Sixteen were sentenced to life imprisonment:

  1. General Araki Sadao, Minister of War
  2. Colonel Hashimoto Kingoro, mastermind behind the Manchurian Incident
  3. Field Marshal Hata Shunroku, Minister of War
  4. Baron Hiranuma Kiichiro, prime minister, confidant of the Emperor
  5. Hoshino Naoki, Chief Cabinet Secretary
  6. Kaya Okinori, opium dealer to the Chinese
  7. Marquis Kido Koichi, Lord Keeper of the Privy Seal
  8. General Koiso Kuniaki, governor of Korea, prime minister
  9. General Minami Jiro, commander of the Kwantung Army
  10. Admiral Oka Takasumi, Vice Minister of the Navy
  11. General Oshima Hiroshi, ambassador to Germany
  12. General Sato Kenryo, chief of the Military Affairs Bureau
  13. Admiral Shimada Shigetaro, Minister of the Navy
  14. Shiratori Toshio, ambassador to Italy
  15. General Suzuki Teiichi, president of the Cabinet Planning Board
  16. General Umezu Yoshijiro, Vice Minister of War
Shiratori, Koiso, and Umezu died within their first two years in prison. The remaining thirteen were paroled in 1955 after serving only eight years.
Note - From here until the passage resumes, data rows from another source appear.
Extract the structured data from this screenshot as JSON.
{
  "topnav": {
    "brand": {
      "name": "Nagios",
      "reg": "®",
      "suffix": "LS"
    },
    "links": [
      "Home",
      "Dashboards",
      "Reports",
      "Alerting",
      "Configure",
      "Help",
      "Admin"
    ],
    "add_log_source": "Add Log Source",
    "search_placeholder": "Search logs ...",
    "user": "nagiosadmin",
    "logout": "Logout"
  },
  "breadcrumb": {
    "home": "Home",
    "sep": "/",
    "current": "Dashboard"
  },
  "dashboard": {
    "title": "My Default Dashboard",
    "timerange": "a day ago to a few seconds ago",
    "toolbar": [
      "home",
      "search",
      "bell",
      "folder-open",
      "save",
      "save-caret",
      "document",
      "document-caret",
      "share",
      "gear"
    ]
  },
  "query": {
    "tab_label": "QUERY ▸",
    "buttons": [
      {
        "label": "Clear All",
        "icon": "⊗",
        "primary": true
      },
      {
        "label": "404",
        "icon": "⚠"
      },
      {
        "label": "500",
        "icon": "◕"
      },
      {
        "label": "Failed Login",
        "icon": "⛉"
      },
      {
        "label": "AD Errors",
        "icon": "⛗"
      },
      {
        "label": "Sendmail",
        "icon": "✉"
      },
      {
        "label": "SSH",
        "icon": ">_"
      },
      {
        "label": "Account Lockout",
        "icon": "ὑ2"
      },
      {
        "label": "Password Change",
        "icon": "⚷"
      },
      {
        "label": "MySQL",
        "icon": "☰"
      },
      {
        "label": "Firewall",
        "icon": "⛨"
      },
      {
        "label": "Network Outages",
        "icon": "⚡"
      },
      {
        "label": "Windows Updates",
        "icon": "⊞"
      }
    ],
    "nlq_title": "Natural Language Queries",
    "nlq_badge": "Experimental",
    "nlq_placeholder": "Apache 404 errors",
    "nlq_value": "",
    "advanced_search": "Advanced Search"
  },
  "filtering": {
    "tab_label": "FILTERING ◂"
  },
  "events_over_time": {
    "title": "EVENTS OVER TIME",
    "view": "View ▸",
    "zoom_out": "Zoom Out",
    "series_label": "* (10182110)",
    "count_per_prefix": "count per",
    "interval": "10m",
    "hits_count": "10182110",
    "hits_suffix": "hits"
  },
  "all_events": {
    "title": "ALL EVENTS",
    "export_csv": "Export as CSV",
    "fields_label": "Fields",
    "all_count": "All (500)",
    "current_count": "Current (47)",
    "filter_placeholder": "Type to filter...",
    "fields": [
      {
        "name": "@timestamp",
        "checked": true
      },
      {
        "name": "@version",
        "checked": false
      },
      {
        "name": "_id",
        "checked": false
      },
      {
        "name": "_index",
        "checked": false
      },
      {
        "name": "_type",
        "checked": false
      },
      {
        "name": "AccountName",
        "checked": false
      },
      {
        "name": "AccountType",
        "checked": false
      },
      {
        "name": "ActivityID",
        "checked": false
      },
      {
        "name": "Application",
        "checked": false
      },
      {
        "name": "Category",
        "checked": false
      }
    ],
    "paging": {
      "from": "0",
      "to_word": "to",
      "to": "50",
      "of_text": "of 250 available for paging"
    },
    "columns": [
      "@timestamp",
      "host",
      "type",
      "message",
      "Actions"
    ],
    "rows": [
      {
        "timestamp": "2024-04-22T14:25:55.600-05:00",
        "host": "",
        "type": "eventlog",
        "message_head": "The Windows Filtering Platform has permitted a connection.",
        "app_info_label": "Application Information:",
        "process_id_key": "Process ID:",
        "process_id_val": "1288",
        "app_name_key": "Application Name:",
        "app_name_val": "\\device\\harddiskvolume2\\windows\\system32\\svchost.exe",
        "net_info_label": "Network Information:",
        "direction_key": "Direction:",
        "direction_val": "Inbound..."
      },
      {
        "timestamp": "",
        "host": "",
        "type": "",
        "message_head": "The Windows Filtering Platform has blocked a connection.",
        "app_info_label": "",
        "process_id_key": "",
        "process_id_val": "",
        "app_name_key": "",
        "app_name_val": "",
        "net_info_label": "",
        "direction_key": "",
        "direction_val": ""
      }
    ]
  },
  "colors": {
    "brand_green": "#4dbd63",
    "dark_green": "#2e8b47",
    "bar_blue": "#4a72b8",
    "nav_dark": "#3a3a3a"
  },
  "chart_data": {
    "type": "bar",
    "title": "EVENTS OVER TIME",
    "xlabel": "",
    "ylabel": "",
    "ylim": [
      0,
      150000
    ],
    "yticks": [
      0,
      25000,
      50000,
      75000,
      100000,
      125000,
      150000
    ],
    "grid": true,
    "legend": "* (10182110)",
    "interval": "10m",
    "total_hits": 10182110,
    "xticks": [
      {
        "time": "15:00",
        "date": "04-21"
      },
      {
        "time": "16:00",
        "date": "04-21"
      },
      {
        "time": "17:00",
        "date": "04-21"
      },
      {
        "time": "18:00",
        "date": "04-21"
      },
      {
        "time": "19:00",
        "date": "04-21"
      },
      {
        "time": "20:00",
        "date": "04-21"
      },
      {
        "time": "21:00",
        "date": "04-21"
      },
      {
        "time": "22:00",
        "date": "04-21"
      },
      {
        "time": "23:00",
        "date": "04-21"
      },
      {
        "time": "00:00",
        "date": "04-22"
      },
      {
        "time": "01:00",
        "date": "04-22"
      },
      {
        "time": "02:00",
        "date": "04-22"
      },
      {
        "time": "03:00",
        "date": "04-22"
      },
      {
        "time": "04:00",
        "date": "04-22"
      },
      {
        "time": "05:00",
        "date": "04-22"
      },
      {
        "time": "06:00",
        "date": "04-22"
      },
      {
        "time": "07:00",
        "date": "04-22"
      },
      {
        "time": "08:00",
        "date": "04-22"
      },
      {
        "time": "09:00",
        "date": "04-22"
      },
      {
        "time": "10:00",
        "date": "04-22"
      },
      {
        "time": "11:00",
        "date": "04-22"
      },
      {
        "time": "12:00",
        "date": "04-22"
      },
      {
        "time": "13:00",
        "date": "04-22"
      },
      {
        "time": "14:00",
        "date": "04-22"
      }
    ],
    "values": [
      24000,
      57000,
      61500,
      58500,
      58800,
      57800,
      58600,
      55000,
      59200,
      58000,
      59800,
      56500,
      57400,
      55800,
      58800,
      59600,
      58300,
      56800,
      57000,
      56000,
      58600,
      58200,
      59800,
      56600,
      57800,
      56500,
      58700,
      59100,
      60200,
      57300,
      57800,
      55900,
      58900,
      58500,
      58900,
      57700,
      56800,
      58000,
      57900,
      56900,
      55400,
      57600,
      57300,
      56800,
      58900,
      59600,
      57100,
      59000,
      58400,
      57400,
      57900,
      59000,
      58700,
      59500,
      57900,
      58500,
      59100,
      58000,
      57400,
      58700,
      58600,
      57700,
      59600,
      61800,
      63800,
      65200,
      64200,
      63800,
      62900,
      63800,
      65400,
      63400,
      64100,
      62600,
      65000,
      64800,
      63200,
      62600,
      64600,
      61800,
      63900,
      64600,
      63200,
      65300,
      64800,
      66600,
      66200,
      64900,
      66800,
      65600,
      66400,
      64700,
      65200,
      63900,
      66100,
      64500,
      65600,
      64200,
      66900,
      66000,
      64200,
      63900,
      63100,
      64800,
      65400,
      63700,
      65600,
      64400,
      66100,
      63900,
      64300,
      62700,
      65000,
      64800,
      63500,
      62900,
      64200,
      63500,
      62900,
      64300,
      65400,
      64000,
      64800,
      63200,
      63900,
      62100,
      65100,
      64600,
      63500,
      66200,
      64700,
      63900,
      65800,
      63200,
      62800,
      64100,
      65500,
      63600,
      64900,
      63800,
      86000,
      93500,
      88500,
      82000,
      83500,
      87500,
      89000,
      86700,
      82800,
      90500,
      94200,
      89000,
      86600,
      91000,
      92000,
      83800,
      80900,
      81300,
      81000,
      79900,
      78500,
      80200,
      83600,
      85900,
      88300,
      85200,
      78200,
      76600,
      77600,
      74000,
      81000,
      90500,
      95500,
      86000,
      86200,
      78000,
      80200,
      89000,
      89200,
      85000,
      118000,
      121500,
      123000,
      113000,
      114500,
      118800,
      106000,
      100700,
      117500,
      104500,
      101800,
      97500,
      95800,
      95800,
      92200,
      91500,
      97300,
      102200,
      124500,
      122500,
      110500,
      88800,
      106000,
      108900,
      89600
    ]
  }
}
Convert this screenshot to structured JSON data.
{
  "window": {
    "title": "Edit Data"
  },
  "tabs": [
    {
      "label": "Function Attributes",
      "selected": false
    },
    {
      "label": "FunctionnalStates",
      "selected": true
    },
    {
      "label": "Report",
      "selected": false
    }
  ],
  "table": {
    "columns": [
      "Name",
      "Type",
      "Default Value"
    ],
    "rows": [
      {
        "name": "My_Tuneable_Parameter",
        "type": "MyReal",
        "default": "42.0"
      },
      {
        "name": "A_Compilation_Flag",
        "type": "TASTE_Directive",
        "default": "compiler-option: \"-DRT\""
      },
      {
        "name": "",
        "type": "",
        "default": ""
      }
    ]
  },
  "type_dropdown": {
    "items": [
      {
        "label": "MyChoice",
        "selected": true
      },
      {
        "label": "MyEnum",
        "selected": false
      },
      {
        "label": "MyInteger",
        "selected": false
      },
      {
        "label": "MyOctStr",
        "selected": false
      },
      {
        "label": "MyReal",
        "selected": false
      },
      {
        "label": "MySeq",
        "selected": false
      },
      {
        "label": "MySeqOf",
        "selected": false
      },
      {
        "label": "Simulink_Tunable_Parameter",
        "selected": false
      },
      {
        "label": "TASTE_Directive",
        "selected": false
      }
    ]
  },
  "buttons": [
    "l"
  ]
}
Two were given finite prison terms: foreign minister Shigemitsu Mamoru and General Togo Shigenori. Togo died in prison in 1949. Shigemitsu was paroled in 1950 and became foreign minister of Hatoyama Ichiro's cabinet in 1954.

Hirohito, it bears noting, was never even called to testify. He, the rest of the imperial family, and all the related miyake were granted immunity by SCAP. Many obvious war criminals got off scot free because of this.